Forgot to mention that the progress bar is for the entire download, not
per package.
Frank Ludolph wrote:
>From the UI point-of-view I have to agree with John and Dave:
- Don't warn the user unnecessarily as the user will soon ignore
it. Don't cry "wolf".
- Pair IPS and Pkg Mgr so that they stay in sync (as mentioned in
today's Indiana Distro meeting)
- Implement a "stay alive" mechanism. When either the IPS client
or
Pkg Mgr contact a repository and significant updates exist for them,
update them first if at all possible, or else error out with a note and
a URL specific to the Pkg Mgr/IPS client version.
Frank
John Rice wrote:
Thanks
for
the clarification Dan. So at present due to a series of bug fixes
Update All is fine, but in future may not be.
This is a certainly a real problem. If we warn the users then what are
we meant to tell them? And more importantly what are they meant to look
for?
Something along the lines of:
"Update All will update all your packages but may require some manual
steps,
please refer to the release notes to see if this is the case for this
Update."
Really ugly from a users standpoint. Makes them worry are any other
steps with a problem in the GUI, what should I trust, what should I
not. It also forces them to trawl through all of the release notes to
make sure nothing is there about Update All :(
If you need to update IPS and IPS GUI before doing a particular
release, this warning will also be of no use as you won't have the
latest release notes. Would the correct place to solve this not be in
image-update? If this is an incompatible update from what's on my
system, it should fail and give back an error code the GUI can then
surface to the user, pointing them at a suitable URL to pick up the
manual instructions. If this image-update has a dependency on a newer
version of IPS and/or IPS GUI, could an upgrade of these packages be
triggered first, again notifying the user and indicating a restart of
the IPS GUI would be required, before proceeding with the Update All.

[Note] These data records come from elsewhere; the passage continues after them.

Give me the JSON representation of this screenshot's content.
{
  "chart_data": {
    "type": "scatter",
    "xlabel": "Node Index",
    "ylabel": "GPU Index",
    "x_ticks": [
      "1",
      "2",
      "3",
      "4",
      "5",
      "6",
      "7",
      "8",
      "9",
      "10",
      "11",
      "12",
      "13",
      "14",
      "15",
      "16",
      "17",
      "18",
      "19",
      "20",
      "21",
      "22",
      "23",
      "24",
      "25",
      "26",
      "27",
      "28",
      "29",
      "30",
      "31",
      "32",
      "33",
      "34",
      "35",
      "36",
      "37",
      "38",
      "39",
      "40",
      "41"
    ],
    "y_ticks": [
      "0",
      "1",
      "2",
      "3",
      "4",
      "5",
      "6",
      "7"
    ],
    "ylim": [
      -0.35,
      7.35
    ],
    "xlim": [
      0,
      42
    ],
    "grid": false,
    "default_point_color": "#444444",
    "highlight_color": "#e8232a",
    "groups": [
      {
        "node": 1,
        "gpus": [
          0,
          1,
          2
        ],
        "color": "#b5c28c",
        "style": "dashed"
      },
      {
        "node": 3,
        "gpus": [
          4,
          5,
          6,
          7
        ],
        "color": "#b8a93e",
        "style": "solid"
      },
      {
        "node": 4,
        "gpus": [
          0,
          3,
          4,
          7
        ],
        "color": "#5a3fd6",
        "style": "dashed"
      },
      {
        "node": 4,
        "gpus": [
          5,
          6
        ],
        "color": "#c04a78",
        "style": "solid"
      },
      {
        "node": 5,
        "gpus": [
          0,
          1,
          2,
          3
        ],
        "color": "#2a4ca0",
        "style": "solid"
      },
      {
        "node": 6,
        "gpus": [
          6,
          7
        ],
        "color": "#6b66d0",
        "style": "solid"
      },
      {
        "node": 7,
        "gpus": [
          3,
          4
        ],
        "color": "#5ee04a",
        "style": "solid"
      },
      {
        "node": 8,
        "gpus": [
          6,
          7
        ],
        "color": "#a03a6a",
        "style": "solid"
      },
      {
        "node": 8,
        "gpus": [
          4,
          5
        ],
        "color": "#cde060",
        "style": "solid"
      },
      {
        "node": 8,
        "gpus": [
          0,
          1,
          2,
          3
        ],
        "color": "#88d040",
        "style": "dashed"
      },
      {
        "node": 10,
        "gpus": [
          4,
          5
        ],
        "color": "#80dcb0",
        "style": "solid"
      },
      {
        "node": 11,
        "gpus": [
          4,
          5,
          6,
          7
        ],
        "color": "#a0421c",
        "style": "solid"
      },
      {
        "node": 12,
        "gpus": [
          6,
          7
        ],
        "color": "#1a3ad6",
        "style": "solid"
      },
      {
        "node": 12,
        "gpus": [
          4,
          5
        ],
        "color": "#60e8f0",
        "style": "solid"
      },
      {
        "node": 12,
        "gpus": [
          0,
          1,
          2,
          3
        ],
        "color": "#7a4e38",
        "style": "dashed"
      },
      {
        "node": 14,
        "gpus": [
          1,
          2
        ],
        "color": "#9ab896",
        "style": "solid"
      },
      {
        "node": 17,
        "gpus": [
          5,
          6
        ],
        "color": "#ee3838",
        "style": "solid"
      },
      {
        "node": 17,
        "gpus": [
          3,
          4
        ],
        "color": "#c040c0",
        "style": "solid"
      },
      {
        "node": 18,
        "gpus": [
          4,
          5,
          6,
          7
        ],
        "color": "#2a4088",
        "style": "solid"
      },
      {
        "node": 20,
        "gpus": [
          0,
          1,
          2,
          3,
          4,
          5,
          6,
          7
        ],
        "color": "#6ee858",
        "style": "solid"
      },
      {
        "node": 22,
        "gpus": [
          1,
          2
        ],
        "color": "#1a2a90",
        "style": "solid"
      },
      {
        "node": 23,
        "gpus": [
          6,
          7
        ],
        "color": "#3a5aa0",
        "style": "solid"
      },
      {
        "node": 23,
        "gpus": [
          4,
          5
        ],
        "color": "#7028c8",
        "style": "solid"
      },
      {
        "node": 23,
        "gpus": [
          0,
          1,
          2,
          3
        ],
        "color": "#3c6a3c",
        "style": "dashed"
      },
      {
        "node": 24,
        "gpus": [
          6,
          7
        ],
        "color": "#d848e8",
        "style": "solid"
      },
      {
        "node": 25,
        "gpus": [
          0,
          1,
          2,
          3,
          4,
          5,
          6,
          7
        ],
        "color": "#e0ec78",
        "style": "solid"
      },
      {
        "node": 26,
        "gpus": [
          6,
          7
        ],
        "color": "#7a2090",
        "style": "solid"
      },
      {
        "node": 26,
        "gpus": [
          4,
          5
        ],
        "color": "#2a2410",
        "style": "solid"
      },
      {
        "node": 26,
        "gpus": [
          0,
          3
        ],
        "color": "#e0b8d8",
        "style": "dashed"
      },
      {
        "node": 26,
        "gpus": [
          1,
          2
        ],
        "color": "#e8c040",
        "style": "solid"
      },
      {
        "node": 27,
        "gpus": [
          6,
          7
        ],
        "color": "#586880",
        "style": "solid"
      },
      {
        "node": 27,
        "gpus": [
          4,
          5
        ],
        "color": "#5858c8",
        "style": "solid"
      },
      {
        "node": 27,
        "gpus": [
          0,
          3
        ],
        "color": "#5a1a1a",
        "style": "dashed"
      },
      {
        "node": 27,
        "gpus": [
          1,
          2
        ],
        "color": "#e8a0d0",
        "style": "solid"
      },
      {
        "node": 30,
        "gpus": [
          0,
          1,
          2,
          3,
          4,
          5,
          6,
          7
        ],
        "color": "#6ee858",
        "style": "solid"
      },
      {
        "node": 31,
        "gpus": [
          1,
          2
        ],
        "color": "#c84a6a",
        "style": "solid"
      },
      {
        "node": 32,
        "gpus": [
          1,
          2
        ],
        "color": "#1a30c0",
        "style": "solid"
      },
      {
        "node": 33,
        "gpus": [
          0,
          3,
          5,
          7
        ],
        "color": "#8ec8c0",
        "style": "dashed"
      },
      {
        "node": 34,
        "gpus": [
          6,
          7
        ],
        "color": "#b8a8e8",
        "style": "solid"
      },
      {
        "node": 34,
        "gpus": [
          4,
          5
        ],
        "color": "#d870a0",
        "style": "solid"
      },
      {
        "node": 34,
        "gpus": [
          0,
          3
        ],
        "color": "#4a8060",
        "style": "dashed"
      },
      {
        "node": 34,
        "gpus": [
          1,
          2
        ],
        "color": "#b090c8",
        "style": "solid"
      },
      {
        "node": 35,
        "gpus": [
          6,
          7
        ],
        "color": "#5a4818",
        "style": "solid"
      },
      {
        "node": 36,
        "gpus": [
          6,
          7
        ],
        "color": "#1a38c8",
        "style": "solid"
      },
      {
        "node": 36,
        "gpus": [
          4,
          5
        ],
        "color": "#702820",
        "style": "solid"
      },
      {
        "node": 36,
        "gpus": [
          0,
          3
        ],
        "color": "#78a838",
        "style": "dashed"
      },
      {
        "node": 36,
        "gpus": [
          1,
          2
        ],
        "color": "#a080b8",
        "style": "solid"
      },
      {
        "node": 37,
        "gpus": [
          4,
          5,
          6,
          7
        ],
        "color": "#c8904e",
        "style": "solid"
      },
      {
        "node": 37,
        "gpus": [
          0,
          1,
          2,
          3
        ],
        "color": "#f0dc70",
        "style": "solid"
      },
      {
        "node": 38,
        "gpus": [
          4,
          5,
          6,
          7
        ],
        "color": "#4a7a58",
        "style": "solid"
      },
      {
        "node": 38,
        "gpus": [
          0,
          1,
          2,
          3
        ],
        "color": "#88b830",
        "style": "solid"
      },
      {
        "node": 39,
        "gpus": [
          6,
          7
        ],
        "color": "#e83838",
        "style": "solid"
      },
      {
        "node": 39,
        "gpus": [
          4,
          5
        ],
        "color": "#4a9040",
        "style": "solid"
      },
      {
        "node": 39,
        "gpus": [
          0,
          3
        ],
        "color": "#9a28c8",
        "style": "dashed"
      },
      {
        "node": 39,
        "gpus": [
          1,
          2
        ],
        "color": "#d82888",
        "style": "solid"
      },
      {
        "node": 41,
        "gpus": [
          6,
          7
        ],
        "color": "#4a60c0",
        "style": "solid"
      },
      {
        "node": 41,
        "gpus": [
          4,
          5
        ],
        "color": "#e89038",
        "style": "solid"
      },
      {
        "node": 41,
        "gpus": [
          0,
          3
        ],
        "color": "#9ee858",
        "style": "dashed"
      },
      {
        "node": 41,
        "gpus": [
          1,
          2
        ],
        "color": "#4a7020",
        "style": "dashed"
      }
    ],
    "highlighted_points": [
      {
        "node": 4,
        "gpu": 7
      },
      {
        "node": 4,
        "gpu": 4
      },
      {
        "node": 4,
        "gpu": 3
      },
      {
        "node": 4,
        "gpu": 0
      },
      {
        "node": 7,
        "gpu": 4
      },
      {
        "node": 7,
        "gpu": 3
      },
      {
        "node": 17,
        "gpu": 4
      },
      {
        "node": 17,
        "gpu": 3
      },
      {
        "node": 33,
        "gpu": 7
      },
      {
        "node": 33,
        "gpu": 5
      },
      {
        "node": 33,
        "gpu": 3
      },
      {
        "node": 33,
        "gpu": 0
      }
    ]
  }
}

On balance for now it may just be best to leave the Update All in place
as it will currently work, without warning the user.
JR
Dan Price wrote:
On Thu 31 Jul 2008 at 09:06AM, John Rice
wrote:
I agree with the need to provide some
warning for the pkg(1)
image-update.
However, I disagree with doing this in the GUI. The GUI is meant to
make actions simple and obvious. If an action is not fully
automated and requires some external steps to complete safely then
we should remove the functionality until it can be carried out by
the GUI without any other external steps. The GUI should expose the
functionality when its ready. This is particularly true if at
present an image-update can brick your system if you have not
carried out some additional steps.
John,
I'm sure David will correct me if I'm wrong. My take is as follows.
The lack of automation in this space has been an issue since day one of
2008.05 and it's hardly a secret. Just review:
http://opensolaris.org/os/project/indiana/resources/rn3/
And you can easily see that even if the "update all" button in the GUI
had been working for the past couple of months, the GUI would not
really
be usable for a system wide update.
Due to hard work by Ethan and others, as far as I understand, for the
BTS release (snv_86 + fixes), for the things we know about (grub,
libbe,
etc), bricking (or other brokenness) won't be the case when users do
that very first update which takes them forward to (today) build 94.
But there is no guarantee that an update from the BTS release to some
future version won't demand some sort of user intervention. At least,
not until we've done real design in in the underlying mechanisms in
this
area.
As an example-- imagine an update to some future build (say b99) which
triggers a bug in the packaging system itself! In that case the user
will first need to update the packaging system (including perhaps the
GUI, if the bug shows up there too) before doing the rest of the
update.
That's what this section in the update instructions is about:
$ pfexec pkg refresh
$ pfexec pkg install [EMAIL PROTECTED]
$ pfexec pkg install [EMAIL PROTECTED]
I will advocate to the pkg(5) team that this is a problem we need
to get more religion about. We've got some folks who I think will
be interested to work on solving this.